Weininger can help people get into a shelter or submit an application for rapid rehousing or Section 8 housing. She has found the biggest barrier most people face is not having forms of identification such as a birth certificate or state ID card.
“Those documents get stolen or destroyed with the weather, or they’re left behind if someone has to leave a certain area,” Weininger says. “You need all those things to rent an apartment or get a job.”
Weininger often spends time helping to secure documents, whether that’s calling the right department to send a copy or providing Southeast Healthcare’s address as a permanent address for documents to be sent.
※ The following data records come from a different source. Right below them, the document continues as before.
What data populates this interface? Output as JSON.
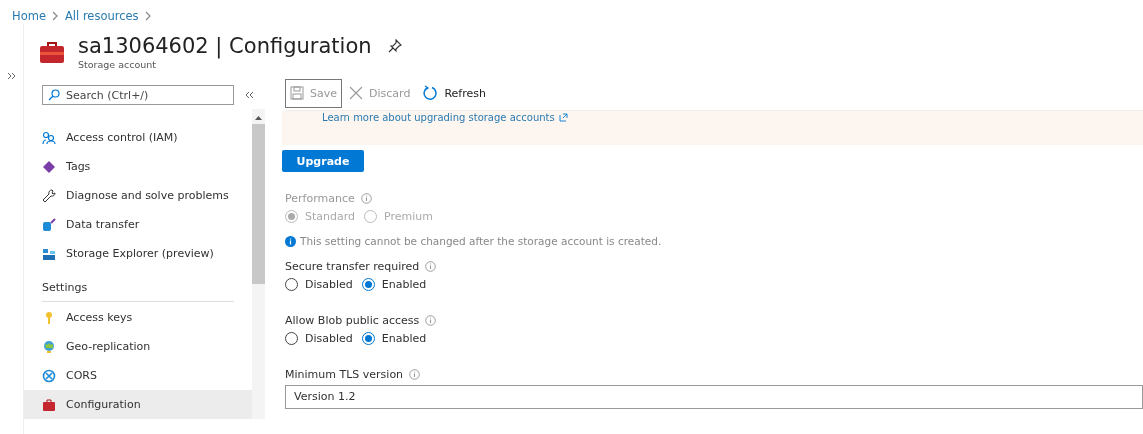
{
  "breadcrumb": [
    "Home",
    "All resources"
  ],
  "header": {
    "title": "sa13064602 | Configuration",
    "subtitle": "Storage account"
  },
  "sidebar": {
    "search": {
      "placeholder": "Search (Ctrl+/)"
    },
    "groups": [
      {
        "items": [
          {
            "label": "Access control (IAM)",
            "selected": false
          },
          {
            "label": "Tags",
            "selected": false
          },
          {
            "label": "Diagnose and solve problems",
            "selected": false
          },
          {
            "label": "Data transfer",
            "selected": false
          },
          {
            "label": "Storage Explorer (preview)",
            "selected": false
          }
        ]
      },
      {
        "heading": "Settings",
        "items": [
          {
            "label": "Access keys",
            "selected": false
          },
          {
            "label": "Geo-replication",
            "selected": false
          },
          {
            "label": "CORS",
            "selected": false
          },
          {
            "label": "Configuration",
            "selected": true
          }
        ]
      }
    ]
  },
  "toolbar": [
    {
      "label": "Save",
      "disabled": true
    },
    {
      "label": "Discard",
      "disabled": true
    },
    {
      "label": "Refresh",
      "disabled": false
    }
  ],
  "banner": {
    "link": "Learn more about upgrading storage accounts"
  },
  "upgrade_button": "Upgrade",
  "settings": [
    {
      "kind": "radio",
      "label": "Performance",
      "disabled": true,
      "options": [
        {
          "label": "Standard",
          "selected": true
        },
        {
          "label": "Premium",
          "selected": false
        }
      ],
      "note": "This setting cannot be changed after the storage account is created."
    },
    {
      "kind": "radio",
      "label": "Secure transfer required",
      "disabled": false,
      "options": [
        {
          "label": "Disabled",
          "selected": false
        },
        {
          "label": "Enabled",
          "selected": true
        }
      ]
    },
    {
      "kind": "radio",
      "label": "Allow Blob public access",
      "disabled": false,
      "options": [
        {
          "label": "Disabled",
          "selected": false
        },
        {
          "label": "Enabled",
          "selected": true
        }
      ]
    },
    {
      "kind": "select",
      "label": "Minimum TLS version",
      "value": "Version 1.2"
    }
  ]
}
When they go out into the community, Weininger and Jobe take a hands-off approach. They let people know they are there and available to help them connect with resources. If a person doesn’t want help, they move on.
“It’s really just having a presence so they know, there’s someone out here who cares about us and who also still sees us as a human,” Jobe says.
In the future, Weininger hopes to take part in the City of Columbus’ Alternative Response Pilot Program, which aims to provide more precise emergency responses by reducing reliance on police and fire forces when other services are better suited to resolve a situation.
“Social workers are trained in trauma-informed care and crisis intervention, so we’re able to approach someone in a way that won’t provoke them further or put them in a place that makes them feel less safe,” Weininger says.
Jobe is working on a yearlong capstone project for which she’ll visit classes and student organizations to talk about what it’s like to be homeless and explain the barriers to getting housing and employment. A big component of that work is to build empathy among students, she says.
“There are a lot of negative outlooks and stigmas around homeless populations,” Jobe says. “We are trying to humanize them. Showing empathy can make a huge difference. There are so many different ways someone may become homeless. It could happen to any of us.”